1. A hormonal femoral head necrosis susceptibility gene panel, which is a gene set comprising 587 human genomic loci of:

2. the hormonal femoral head necrosis susceptibility gene panel of claim 1, used for constructing a GA-ONFH risk prediction model based on polymorphic sites.

3. The hormonal femoral head necrosis susceptibility gene panel of claim 2, wherein the GA-ONFH risk prediction model is selected from the group consisting of: genetic risk score OR _ GRS model with OR value as weight, interpretable variance genetic risk score EV _ GRS model.

4. The hormonal femoral head necrosis susceptibility gene panel of claim 3, wherein the OR _ GRS model is a one-factor logistic regression analysis model based on an OR _ GRS risk score OR a multi-factor logistic regression analysis model based on an OR _ GRS risk score.

5. The hormonal femoral head necrosis susceptibility gene panel of claim 3, wherein the EV _ GRS model is a one-factor logistic regression analysis model based on EV _ GRS risk score or a multi-factor logistic regression analysis model based on EV _ GRS risk score.

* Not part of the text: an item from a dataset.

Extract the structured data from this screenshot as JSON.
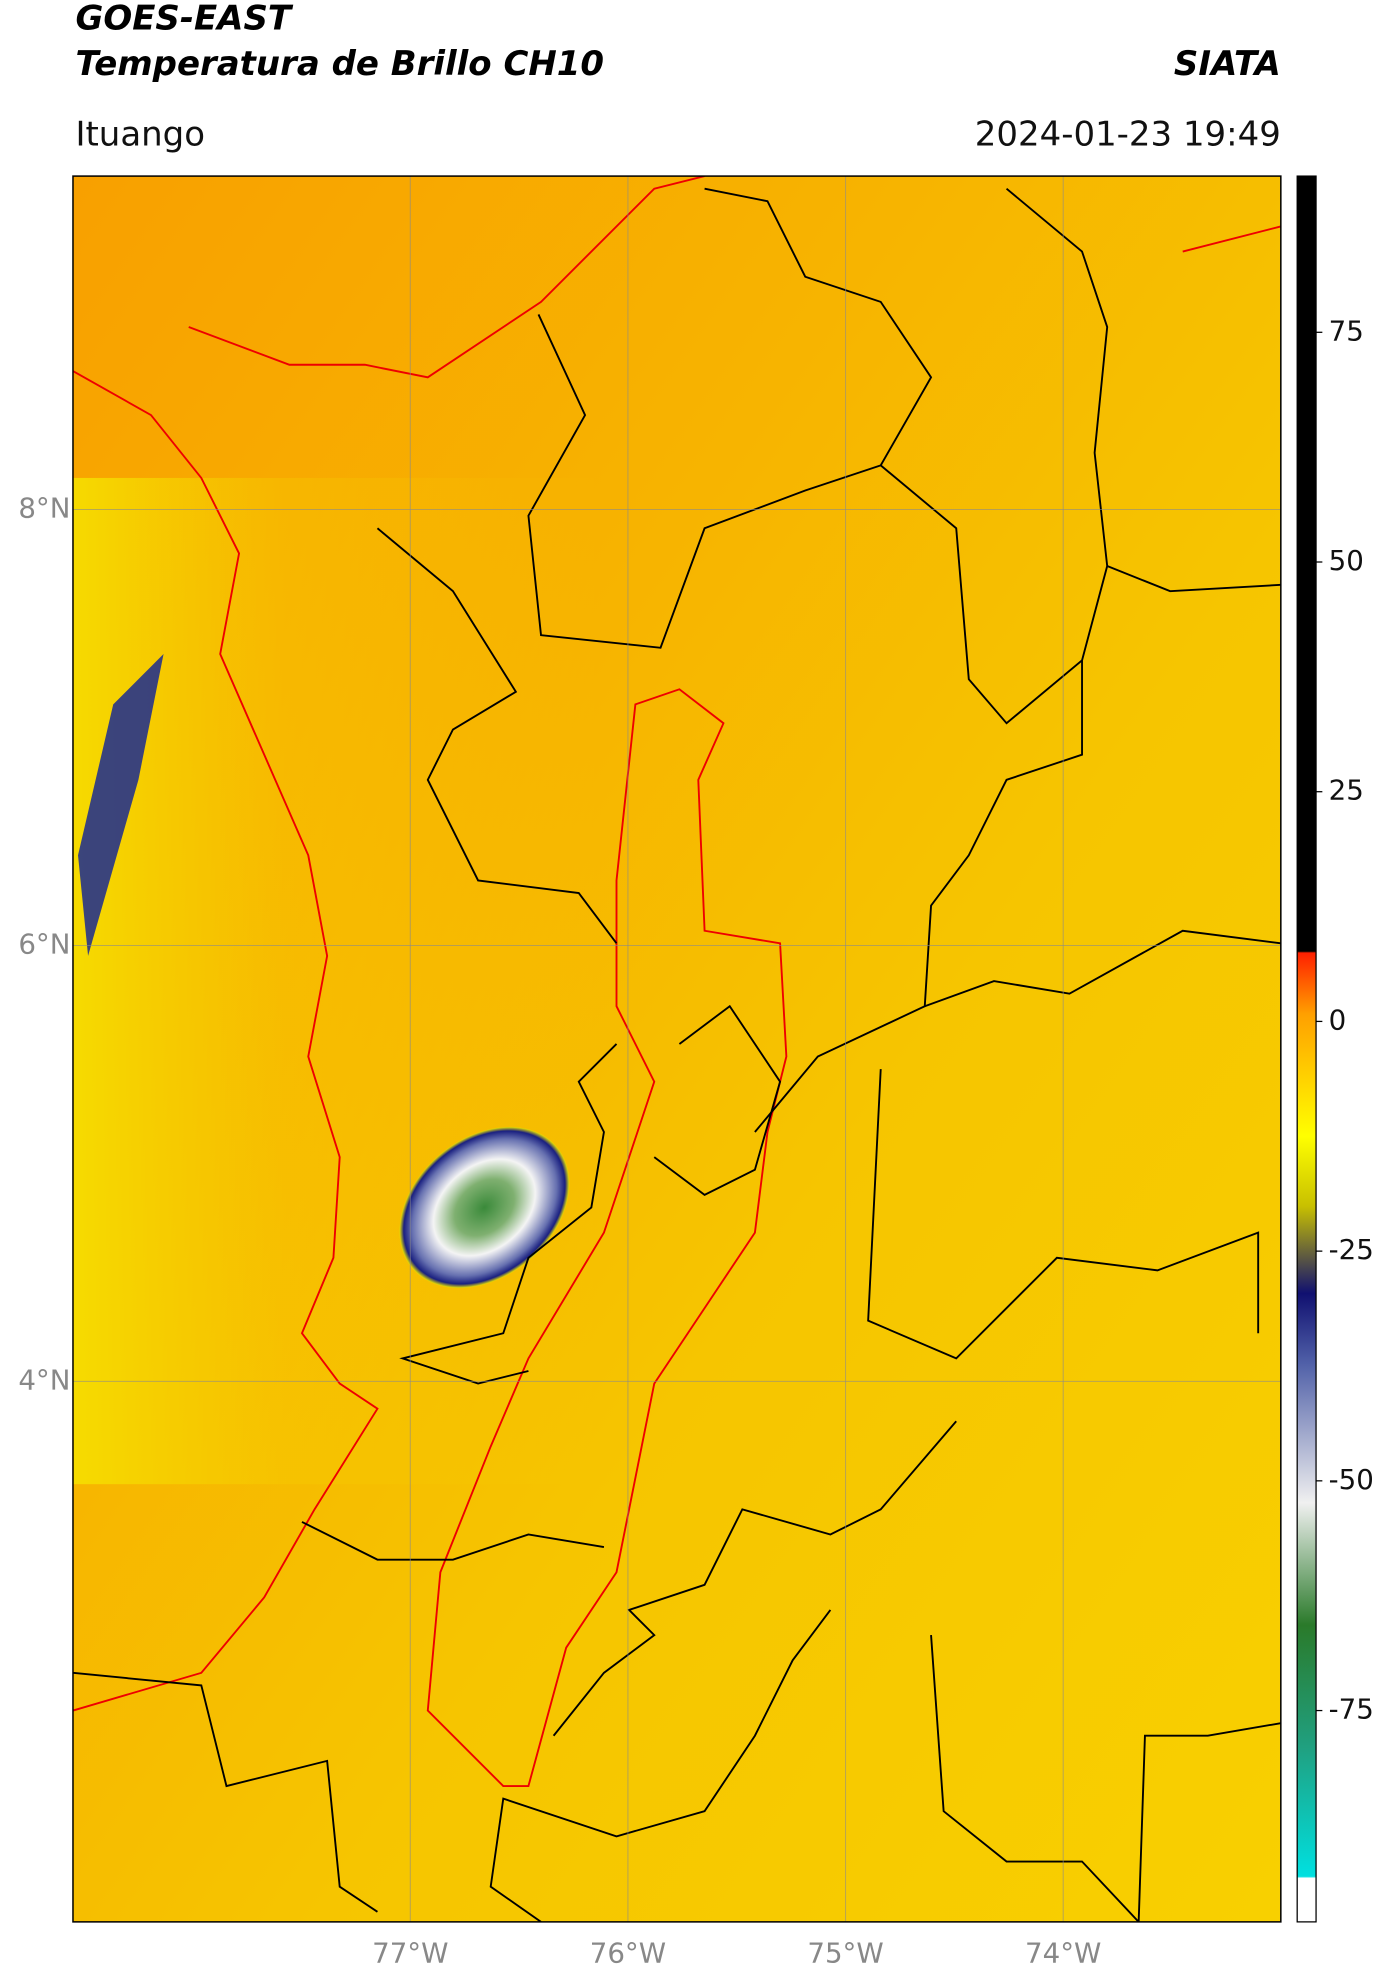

6. The hormonal femoral head necrosis susceptibility gene panel according to any one of claims 2 to 5, wherein the GA-ONFH risk prediction model is entered into a computer or genetic testing machine programmatically, via a mathematical software package.

7. A hormone femoral head necrosis susceptibility testing device or kit, comprising primers or DNA/RNA probes for testing the gene panel of claim 1.

8. The apparatus or kit for detecting susceptibility to hormonal femoral head necrosis of claim 7, wherein the sequences of primers used for detecting the human genomic locus in the gene panel are shown in Table 2.